ANALYSIS

Restrict rebalancing to US stocks and bonds: Morgan Stanley

A more efficient way to rebalance highly diversified multi-asset portfolios – which contain illiquid assets – could be to restrict the rebalancing to exchanges between US stocks and US bonds only, according to new analysis by Morgan Stanley.

The gain or loss from high frequency rebalancing has been shown to be surprisingly small, according to Morgan Stanley research, now that premise has been extended to the effects of rebalancing in a more diversified multi-asset portfolio, that specifically holds more illiquid assets.

In previous research Martin Leibowitz and Anthony Bova, found that lower frequency or beta-target rebalancing was shown to have a significant advantage, in the context of a simple 60/40 portfolio, in terms of asset value and transaction volumes, but with a disadvantage in the form of increased tracking error.

Leibowitz is managing director of Morgan Stanley’s US equity strategy team, and Bova is a vice-president of equity research in global strategy.

Their paper explores how these different rebalancing strategies fare when applied to more complex multi-asset portfolios over the 20-year period from 1990 to 2010.

The paper compares annual versus monthly rebalancing back to the initial allocation percentages and finds there was surprisingly little difference in asset values, although the annual approach incurred lower transaction volumes. Both, however, led to sizable drifts in the fund’s beta values.

The paper suggest an alternative rebalancing strategy back to a target beta –  using only exchanges between the highly liquid US stocks and US bonds – allows for more efficient transactions.

The initial portfolio allocations used were US equity 30 per cent, US bonds 25 per cent, international equity 25 per cent, emerging market equities 10 per cent, and US REITS 10 per cent.

According to the paper, when institutional investors set portfolios there tends to be a beta contribution balance between the US equities and bonds sub-portfolio, and the other assets.

For example, with 50 per cent of the portfolio in US equities and bonds, the contribution to overall beta will be in the order of 0.3. The remaining 50 per cent of the portfolio will also have an average beta around 0.6 and so have a similar 0.3 beta contribution.

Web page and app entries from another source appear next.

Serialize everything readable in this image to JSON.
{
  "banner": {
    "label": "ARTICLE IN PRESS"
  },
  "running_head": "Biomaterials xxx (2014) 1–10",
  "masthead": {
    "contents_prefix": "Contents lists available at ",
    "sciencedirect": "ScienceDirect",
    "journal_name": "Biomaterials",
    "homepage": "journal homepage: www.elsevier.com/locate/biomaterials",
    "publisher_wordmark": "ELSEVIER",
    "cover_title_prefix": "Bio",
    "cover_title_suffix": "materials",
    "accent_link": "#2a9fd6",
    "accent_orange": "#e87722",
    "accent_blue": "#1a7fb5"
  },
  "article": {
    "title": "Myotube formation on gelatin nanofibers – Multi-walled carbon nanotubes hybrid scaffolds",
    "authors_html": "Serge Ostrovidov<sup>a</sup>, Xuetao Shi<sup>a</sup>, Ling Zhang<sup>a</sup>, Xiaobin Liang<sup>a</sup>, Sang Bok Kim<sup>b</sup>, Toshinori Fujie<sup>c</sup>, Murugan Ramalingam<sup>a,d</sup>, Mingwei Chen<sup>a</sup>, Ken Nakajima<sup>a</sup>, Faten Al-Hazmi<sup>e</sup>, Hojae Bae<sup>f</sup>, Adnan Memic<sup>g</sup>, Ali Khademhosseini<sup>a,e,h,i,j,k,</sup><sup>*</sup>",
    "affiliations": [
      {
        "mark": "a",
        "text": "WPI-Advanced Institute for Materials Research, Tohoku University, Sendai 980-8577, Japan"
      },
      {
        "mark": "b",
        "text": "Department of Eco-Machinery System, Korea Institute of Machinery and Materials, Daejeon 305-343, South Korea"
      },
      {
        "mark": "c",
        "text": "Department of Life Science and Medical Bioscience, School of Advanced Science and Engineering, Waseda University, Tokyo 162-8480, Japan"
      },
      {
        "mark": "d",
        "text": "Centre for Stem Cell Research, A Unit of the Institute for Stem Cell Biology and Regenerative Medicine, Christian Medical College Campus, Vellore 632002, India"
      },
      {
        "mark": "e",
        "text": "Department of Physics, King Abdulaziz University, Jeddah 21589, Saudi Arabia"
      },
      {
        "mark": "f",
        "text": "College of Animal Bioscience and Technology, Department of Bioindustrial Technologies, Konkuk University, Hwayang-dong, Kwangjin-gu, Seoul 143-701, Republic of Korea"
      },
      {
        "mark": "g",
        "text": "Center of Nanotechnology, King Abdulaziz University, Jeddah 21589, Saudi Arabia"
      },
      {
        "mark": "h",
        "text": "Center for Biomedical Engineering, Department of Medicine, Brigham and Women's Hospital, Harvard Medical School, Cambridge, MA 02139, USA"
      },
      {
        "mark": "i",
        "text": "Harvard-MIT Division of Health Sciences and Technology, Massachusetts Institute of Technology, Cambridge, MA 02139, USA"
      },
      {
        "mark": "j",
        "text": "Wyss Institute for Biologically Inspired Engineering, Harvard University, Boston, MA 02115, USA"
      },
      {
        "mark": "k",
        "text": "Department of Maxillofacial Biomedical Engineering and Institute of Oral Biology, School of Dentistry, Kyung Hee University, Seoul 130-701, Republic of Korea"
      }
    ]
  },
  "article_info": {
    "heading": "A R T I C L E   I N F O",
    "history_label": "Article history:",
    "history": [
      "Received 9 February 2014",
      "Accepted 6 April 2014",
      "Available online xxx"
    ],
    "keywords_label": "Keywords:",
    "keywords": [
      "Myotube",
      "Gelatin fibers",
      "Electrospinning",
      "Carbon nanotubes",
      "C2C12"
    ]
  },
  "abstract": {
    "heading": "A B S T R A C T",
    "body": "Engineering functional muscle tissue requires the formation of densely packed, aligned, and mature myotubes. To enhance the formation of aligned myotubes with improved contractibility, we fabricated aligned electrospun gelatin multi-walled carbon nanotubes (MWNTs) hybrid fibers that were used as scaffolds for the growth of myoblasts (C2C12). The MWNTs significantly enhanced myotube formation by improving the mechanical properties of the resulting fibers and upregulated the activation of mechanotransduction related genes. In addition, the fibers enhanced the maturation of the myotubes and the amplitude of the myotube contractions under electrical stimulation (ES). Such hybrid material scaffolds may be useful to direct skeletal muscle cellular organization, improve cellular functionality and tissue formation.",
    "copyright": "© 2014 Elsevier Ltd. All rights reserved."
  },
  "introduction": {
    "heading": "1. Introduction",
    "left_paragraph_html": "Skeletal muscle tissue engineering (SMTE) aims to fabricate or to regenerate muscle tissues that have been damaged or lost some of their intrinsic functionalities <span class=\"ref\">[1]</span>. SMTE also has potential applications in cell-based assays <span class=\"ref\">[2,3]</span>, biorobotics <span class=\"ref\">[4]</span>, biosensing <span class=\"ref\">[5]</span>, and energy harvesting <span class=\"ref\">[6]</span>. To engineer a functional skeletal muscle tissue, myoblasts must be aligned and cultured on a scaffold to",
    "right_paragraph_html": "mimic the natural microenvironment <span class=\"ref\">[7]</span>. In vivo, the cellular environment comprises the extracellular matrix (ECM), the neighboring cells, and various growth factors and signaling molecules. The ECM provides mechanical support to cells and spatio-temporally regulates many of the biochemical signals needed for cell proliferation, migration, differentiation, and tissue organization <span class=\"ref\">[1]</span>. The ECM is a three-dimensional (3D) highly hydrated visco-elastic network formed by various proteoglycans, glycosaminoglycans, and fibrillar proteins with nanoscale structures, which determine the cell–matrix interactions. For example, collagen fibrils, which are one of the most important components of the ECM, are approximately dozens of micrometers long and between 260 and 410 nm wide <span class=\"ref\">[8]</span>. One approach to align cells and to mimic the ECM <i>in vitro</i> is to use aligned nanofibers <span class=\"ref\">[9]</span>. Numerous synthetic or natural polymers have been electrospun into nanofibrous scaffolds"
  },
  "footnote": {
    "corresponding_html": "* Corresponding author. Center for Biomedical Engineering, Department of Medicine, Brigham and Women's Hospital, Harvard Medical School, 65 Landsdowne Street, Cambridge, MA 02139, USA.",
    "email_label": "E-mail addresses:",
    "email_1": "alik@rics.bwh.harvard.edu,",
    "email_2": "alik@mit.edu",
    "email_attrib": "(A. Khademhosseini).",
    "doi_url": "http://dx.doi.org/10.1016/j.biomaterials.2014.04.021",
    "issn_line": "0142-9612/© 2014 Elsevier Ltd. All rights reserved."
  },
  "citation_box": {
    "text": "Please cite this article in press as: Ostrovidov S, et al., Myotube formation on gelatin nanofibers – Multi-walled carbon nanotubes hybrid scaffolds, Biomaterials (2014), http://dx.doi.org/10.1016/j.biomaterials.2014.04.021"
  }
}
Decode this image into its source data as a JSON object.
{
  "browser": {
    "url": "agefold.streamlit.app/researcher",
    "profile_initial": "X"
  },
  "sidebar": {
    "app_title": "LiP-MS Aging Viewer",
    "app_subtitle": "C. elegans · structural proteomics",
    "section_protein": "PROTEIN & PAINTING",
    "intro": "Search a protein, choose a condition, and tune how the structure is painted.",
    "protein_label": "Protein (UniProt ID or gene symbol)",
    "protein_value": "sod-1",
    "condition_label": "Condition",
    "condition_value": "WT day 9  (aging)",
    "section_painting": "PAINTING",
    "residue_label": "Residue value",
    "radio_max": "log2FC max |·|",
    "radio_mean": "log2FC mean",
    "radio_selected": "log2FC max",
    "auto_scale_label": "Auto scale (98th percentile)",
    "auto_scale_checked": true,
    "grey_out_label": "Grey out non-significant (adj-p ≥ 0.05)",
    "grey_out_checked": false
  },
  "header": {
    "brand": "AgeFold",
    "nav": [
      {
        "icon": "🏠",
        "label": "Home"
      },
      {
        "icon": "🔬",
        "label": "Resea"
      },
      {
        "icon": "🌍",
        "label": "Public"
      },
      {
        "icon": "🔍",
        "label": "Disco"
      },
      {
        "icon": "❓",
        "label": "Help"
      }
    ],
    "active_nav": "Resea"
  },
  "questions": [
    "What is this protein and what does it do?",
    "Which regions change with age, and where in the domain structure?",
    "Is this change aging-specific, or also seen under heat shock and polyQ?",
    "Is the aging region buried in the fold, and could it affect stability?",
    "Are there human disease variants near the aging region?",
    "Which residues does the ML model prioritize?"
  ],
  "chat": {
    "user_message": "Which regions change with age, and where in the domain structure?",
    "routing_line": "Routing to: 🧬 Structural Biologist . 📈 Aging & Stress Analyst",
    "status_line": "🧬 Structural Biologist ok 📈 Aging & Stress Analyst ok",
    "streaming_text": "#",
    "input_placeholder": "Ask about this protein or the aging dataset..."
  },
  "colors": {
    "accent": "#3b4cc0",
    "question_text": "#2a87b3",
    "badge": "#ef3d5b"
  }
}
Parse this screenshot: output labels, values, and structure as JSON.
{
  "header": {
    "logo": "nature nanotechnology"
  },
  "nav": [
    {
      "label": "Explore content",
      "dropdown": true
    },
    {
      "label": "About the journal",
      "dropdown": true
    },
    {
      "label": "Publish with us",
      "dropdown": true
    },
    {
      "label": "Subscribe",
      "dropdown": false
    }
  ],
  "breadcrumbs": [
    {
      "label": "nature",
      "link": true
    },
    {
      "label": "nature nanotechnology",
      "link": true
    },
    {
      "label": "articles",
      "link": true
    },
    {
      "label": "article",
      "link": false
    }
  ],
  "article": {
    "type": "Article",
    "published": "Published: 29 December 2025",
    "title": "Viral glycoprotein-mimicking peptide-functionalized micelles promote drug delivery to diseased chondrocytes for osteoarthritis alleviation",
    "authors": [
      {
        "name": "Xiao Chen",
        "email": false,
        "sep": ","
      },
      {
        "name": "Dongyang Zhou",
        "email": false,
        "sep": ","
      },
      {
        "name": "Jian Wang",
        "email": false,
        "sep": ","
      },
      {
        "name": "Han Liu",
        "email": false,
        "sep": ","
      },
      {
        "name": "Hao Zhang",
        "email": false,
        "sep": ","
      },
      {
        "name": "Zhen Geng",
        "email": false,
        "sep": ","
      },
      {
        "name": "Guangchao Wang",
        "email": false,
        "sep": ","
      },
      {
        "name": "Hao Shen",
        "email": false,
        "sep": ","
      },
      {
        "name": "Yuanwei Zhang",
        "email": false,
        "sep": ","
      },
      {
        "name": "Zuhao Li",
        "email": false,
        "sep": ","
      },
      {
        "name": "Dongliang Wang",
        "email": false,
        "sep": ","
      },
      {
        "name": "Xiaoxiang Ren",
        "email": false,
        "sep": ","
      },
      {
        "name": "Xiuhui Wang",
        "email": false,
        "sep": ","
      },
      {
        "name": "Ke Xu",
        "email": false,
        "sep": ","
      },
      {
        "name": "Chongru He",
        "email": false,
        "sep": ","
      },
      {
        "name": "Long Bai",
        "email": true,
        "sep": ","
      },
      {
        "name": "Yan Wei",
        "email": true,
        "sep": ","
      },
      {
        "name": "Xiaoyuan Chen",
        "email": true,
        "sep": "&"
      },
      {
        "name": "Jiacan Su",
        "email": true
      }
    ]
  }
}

The analysis shows that the US equities/bonds beta contribution was more stable, before 2005, while the other assets’ beta contribution was between 0.2 and 0.4.

After 2005, the other asset beta contribution has ranged between 0.4 and 0.6, and the US equities and bonds contribution was stable. So the higher betas from the other assets were the main driver of increased overall portfolio beta in recent years.

As the individual asset components move with fluctuations in the equity market, the overall portfolio beta can deviate significantly from the target level.

One possible rebalancing approach would be to reset the portfolio beta to 0.65 at the end of each month. By restricting the rebalancing to US equity and bonds, a more cost-effective approach can be pursued.

In the analysis, the authors use an example of beta target rebalancing if the equity market falls by 30 per cent.

Given the portfolio asset weights (above) initially international equities, emerging markets and real estate contributed 0.31 to the overall portfolio beta, while US equities and bonds contributed 0.34.

After a market decline of 30 per cent the new weights and betas for international equities, emerging markets and real estate have increased their total portfolio beta contribution to 0.36. So the authors say, an additional 0.29 beta contribution must be formed from the combination of US equities and bonds in order to reach the 0.65 target.

This can be achieved by moving 3 per cent from US equities to US bonds.